Bu sözler canımı yaktı.

Çünkü bir dönem tüm benliğiyle mücadeleye adanmış, yaşamını devrime adamaktan tereddüt etmemiş, bütün kabiliyet ve enerjisini devrimci mücadeleye sunmuş bir insanın, bir noktadan sonra “yanlışı umursamaması”, ardından da “kendini umursamaması” kolay açıklanabilecek bir durum değildi.

Münür’ün politik olarak geriye düşmesinin ardında ağır dertler, içsel çatışmalar ve üzerine binen gereksiz yükler vardı. Bu durum yalnızca kişisel bir kırılmanın değil; aynı zamanda onun düşünsel yönelimlerinin ve dünya görüşünün içsel sınırlarıyla da ilişkiliydi. Çünkü insanı yönlendiren şey, en nihayetinde kendi dünya görüşüdür. İnsanlar tam anlamıyla pozitif ya da negatif olamazlar; değişimleri de bir anda gerçekleşmez. Olumlu ya da olumsuz dönüşüm, zaman içinde kümülatif biçimde biriken deneyimlerin ve çelişkilerin sonucudur.

Yaşam, izlenimlerin, bilgilerin, düşüncelerin ve temsillerin ağır ağır toplandığı geniş bir alandır. İnsan, bu birikimin toplamı içinde yavaş yavaş şekillenir. Münür’ün dönüşümü de bu uzun sürecin hem kişisel hem de tarihsel dinamiklerinin bir yansımasıydı.

Bugün dünya, insanlık için ağır ve karanlık bir dönemin içinden geçiyor. Gericiliğin, savaşların, yoksulluğun, açlığın, çeteleşmenin, toplumsal çürümenin derinleştiği bir çağdayız. Kitlelerin çaresizliği büyürken, göç yollarında kaybettiklerimiz, şehirlerin sessizliğinde unutulanlar çoğalıyor. Bu dönemi belirleyen en temel olgu, faşist ve gerici programların yükselişidir.

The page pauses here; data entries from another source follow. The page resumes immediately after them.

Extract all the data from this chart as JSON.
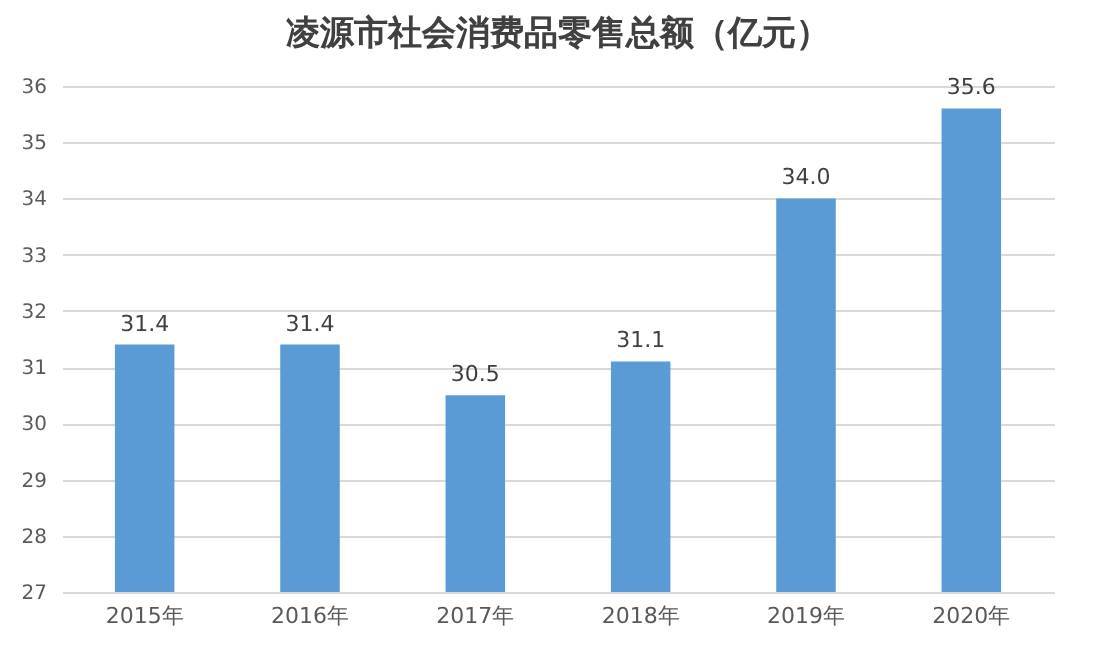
{
  "chart_data": {
    "type": "bar",
    "title": "凌源市社会消费品零售总额（亿元）",
    "categories": [
      "2015年",
      "2016年",
      "2017年",
      "2018年",
      "2019年",
      "2020年"
    ],
    "values": [
      31.4,
      31.4,
      30.5,
      31.1,
      34.0,
      35.6
    ],
    "value_labels": [
      "31.4",
      "31.4",
      "30.5",
      "31.1",
      "34.0",
      "35.6"
    ],
    "color": "#5b9bd5",
    "ylim": [
      27,
      36
    ],
    "yticks": [
      27,
      28,
      29,
      30,
      31,
      32,
      33,
      34,
      35,
      36
    ],
    "grid": "y"
  }
}
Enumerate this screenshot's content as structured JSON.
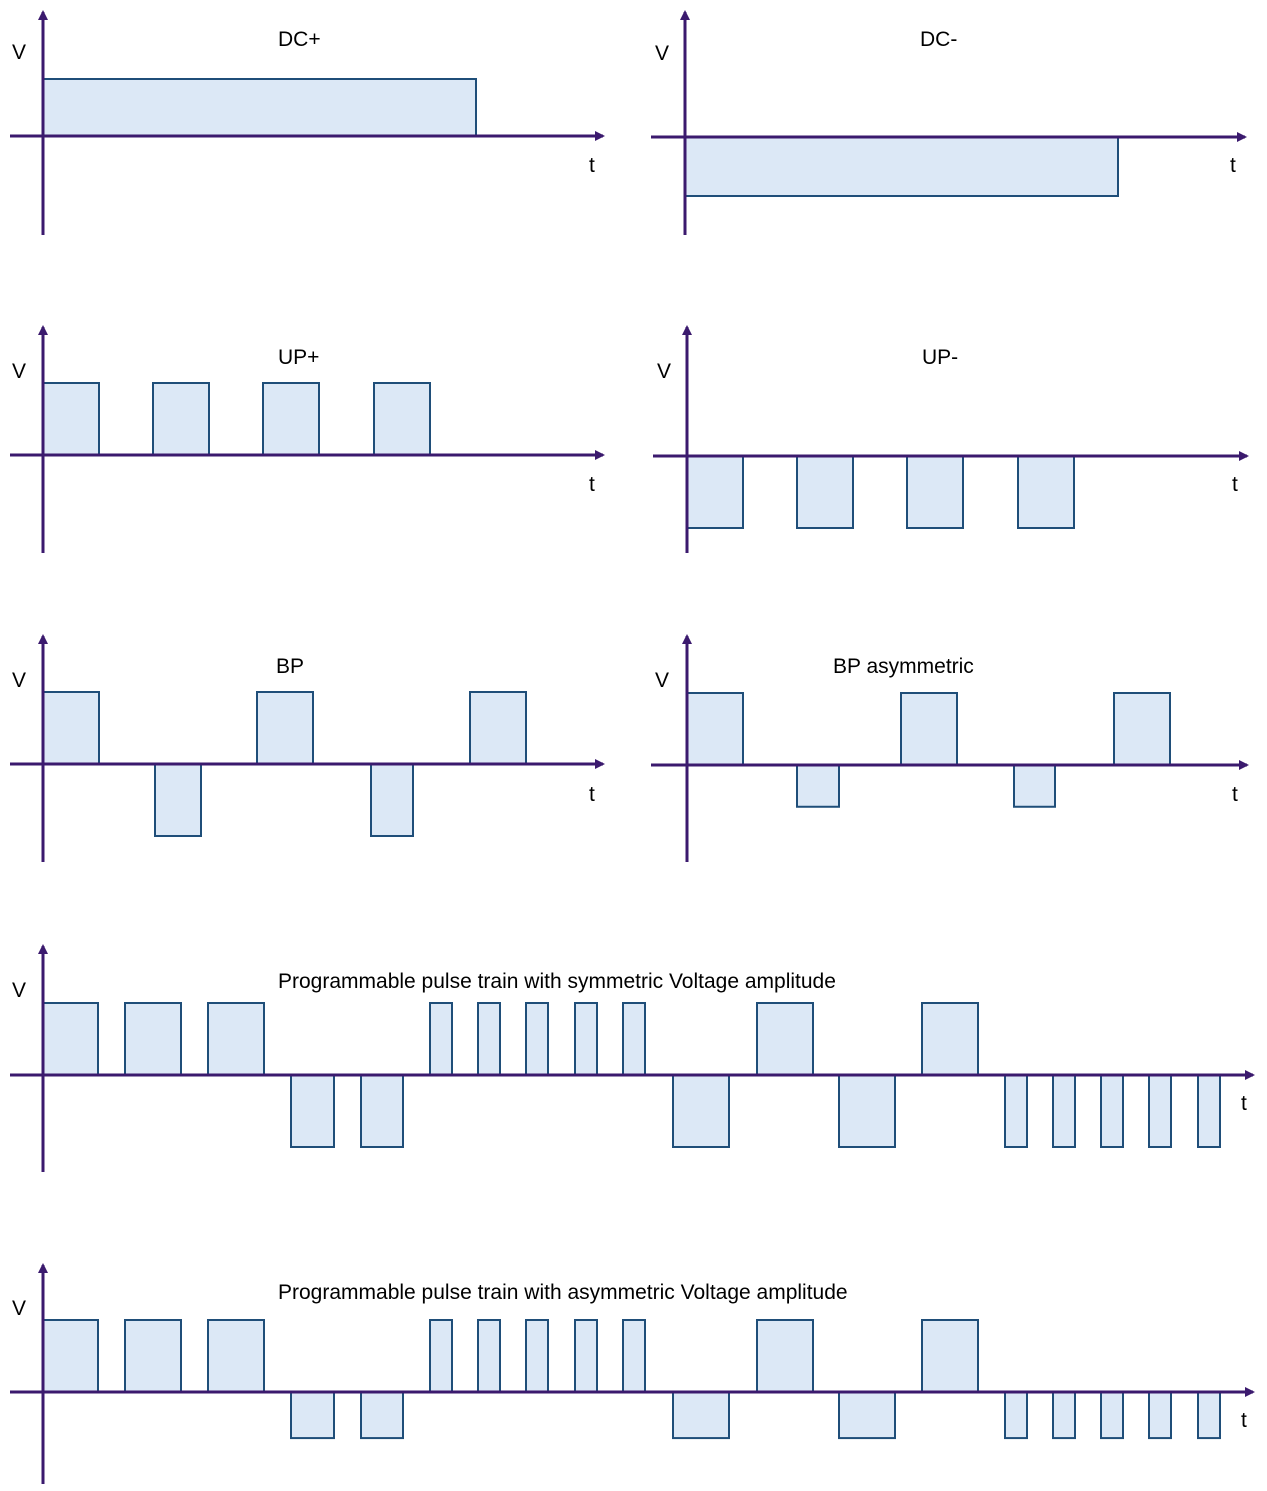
{
  "colors": {
    "axis": "#3b1a6e",
    "pulse_fill": "#dce8f6",
    "pulse_stroke": "#1f4e79",
    "text": "#000000"
  },
  "diagrams": [
    {
      "id": "dc-plus",
      "title": "DC+",
      "y_label": "V",
      "x_label": "t",
      "pulses": [
        {
          "start": 0,
          "end": 433,
          "level": 1
        }
      ]
    },
    {
      "id": "dc-minus",
      "title": "DC-",
      "y_label": "V",
      "x_label": "t",
      "pulses": [
        {
          "start": 0,
          "end": 433,
          "level": -1
        }
      ]
    },
    {
      "id": "up-plus",
      "title": "UP+",
      "y_label": "V",
      "x_label": "t",
      "pulses": [
        {
          "start": 0,
          "end": 56,
          "level": 1
        },
        {
          "start": 110,
          "end": 166,
          "level": 1
        },
        {
          "start": 220,
          "end": 276,
          "level": 1
        },
        {
          "start": 331,
          "end": 387,
          "level": 1
        }
      ]
    },
    {
      "id": "up-minus",
      "title": "UP-",
      "y_label": "V",
      "x_label": "t",
      "pulses": [
        {
          "start": 0,
          "end": 56,
          "level": -1
        },
        {
          "start": 110,
          "end": 166,
          "level": -1
        },
        {
          "start": 220,
          "end": 276,
          "level": -1
        },
        {
          "start": 331,
          "end": 387,
          "level": -1
        }
      ]
    },
    {
      "id": "bp",
      "title": "BP",
      "y_label": "V",
      "x_label": "t",
      "pulses": [
        {
          "start": 0,
          "end": 56,
          "level": 1
        },
        {
          "start": 112,
          "end": 158,
          "level": -1
        },
        {
          "start": 214,
          "end": 270,
          "level": 1
        },
        {
          "start": 328,
          "end": 370,
          "level": -1
        },
        {
          "start": 427,
          "end": 483,
          "level": 1
        }
      ]
    },
    {
      "id": "bp-asym",
      "title": "BP asymmetric",
      "y_label": "V",
      "x_label": "t",
      "pulses": [
        {
          "start": 0,
          "end": 56,
          "level": 1
        },
        {
          "start": 110,
          "end": 152,
          "level": -0.58
        },
        {
          "start": 214,
          "end": 270,
          "level": 1
        },
        {
          "start": 327,
          "end": 368,
          "level": -0.58
        },
        {
          "start": 427,
          "end": 483,
          "level": 1
        }
      ]
    },
    {
      "id": "prog-sym",
      "title": "Programmable pulse train with symmetric Voltage amplitude",
      "y_label": "V",
      "x_label": "t",
      "pulses": [
        {
          "start": 0,
          "end": 55,
          "level": 1
        },
        {
          "start": 82,
          "end": 138,
          "level": 1
        },
        {
          "start": 165,
          "end": 221,
          "level": 1
        },
        {
          "start": 248,
          "end": 291,
          "level": -1
        },
        {
          "start": 318,
          "end": 360,
          "level": -1
        },
        {
          "start": 387,
          "end": 409,
          "level": 1
        },
        {
          "start": 435,
          "end": 457,
          "level": 1
        },
        {
          "start": 483,
          "end": 505,
          "level": 1
        },
        {
          "start": 532,
          "end": 554,
          "level": 1
        },
        {
          "start": 580,
          "end": 602,
          "level": 1
        },
        {
          "start": 630,
          "end": 686,
          "level": -1
        },
        {
          "start": 714,
          "end": 770,
          "level": 1
        },
        {
          "start": 796,
          "end": 852,
          "level": -1
        },
        {
          "start": 879,
          "end": 935,
          "level": 1
        },
        {
          "start": 962,
          "end": 984,
          "level": -1
        },
        {
          "start": 1010,
          "end": 1032,
          "level": -1
        },
        {
          "start": 1058,
          "end": 1080,
          "level": -1
        },
        {
          "start": 1106,
          "end": 1128,
          "level": -1
        },
        {
          "start": 1155,
          "end": 1177,
          "level": -1
        }
      ]
    },
    {
      "id": "prog-asym",
      "title": "Programmable pulse train with asymmetric Voltage amplitude",
      "y_label": "V",
      "x_label": "t",
      "pulses": [
        {
          "start": 0,
          "end": 55,
          "level": 1
        },
        {
          "start": 82,
          "end": 138,
          "level": 1
        },
        {
          "start": 165,
          "end": 221,
          "level": 1
        },
        {
          "start": 248,
          "end": 291,
          "level": -0.64
        },
        {
          "start": 318,
          "end": 360,
          "level": -0.64
        },
        {
          "start": 387,
          "end": 409,
          "level": 1
        },
        {
          "start": 435,
          "end": 457,
          "level": 1
        },
        {
          "start": 483,
          "end": 505,
          "level": 1
        },
        {
          "start": 532,
          "end": 554,
          "level": 1
        },
        {
          "start": 580,
          "end": 602,
          "level": 1
        },
        {
          "start": 630,
          "end": 686,
          "level": -0.64
        },
        {
          "start": 714,
          "end": 770,
          "level": 1
        },
        {
          "start": 796,
          "end": 852,
          "level": -0.64
        },
        {
          "start": 879,
          "end": 935,
          "level": 1
        },
        {
          "start": 962,
          "end": 984,
          "level": -0.64
        },
        {
          "start": 1010,
          "end": 1032,
          "level": -0.64
        },
        {
          "start": 1058,
          "end": 1080,
          "level": -0.64
        },
        {
          "start": 1106,
          "end": 1128,
          "level": -0.64
        },
        {
          "start": 1155,
          "end": 1177,
          "level": -0.64
        }
      ]
    }
  ]
}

Bu programlar artık yalnızca fikir düzeyinde değil; iktidarın ve toplumsal yaşamın tüm dokusuna işlemiş pratikler haline gelmiştir. Bu tarihsel ağırlık, yalnızca ezilenleri değil, onların kurtuluşu için mücadele edenleri de kuşatmaktadır. Devrimciler, bugün tüm nesnel koşulların kendi aleyhlerine işlediği bir tarihsel akıntının içinde yüzmektedir. Mao’nun söylediği gibi, devrimcilik yapmak güçlü bir nehrin akıntısına karşı yüzmek gibiyse, bugün o akıntının gücü hiç olmadığı kadar serttir. Bireysel düzeyde yaşanan çelişkiler yorgunluk, yalnızlık, umutsuzluk çoğu zaman siyasi ve ideolojik düzeydeki tıkanıklığın içinde biçimlenir.

İnsan, bu tıkanıklığın yarattığı atmosferde kendi iç çatışmalarıyla baş başa kalır. Kendi içsel çelişkilerimiz ile toplumdaki geri düşünceler arasında her zaman gri bir kesişim alanı vardır. Bu alan, bizlerdeki hatalı fikirlerle toplumdaki geri fikirlerin birbirine temas ettiği, iç içe geçtiği bir bölgedir. Zamanla bu temas yalnızca karşılıklı bir etkileşim olmaktan çıkar; insanın düşünsel dünyası, giderek toplumdaki hâkim fikirler tarafından belirlenir hâle gelir.

Toplumsal gerilik, insanın iç çelişkilerini yönlendiren bir güç hâline gelir; insan artık yalnızca toplumun bir parçası değil, onun ideolojik tortularının taşıyıcısı olur. Bu süreç ilerledikçe, inancın içeriği boşalmaya başlar. Devrim, sınırsız ve sınıfsız bir dünya gibi kavramlar uğruna mücadele edilecek programatik bir hedef olmaktan çıkar; biçimsel bir sadakat ifadesine dönüşür. İnanç, dönüştürücü bir güç olmaktan çıkıp, içeriğini yitirmiş ama hâlâ korunan bir biçim hâlini alır.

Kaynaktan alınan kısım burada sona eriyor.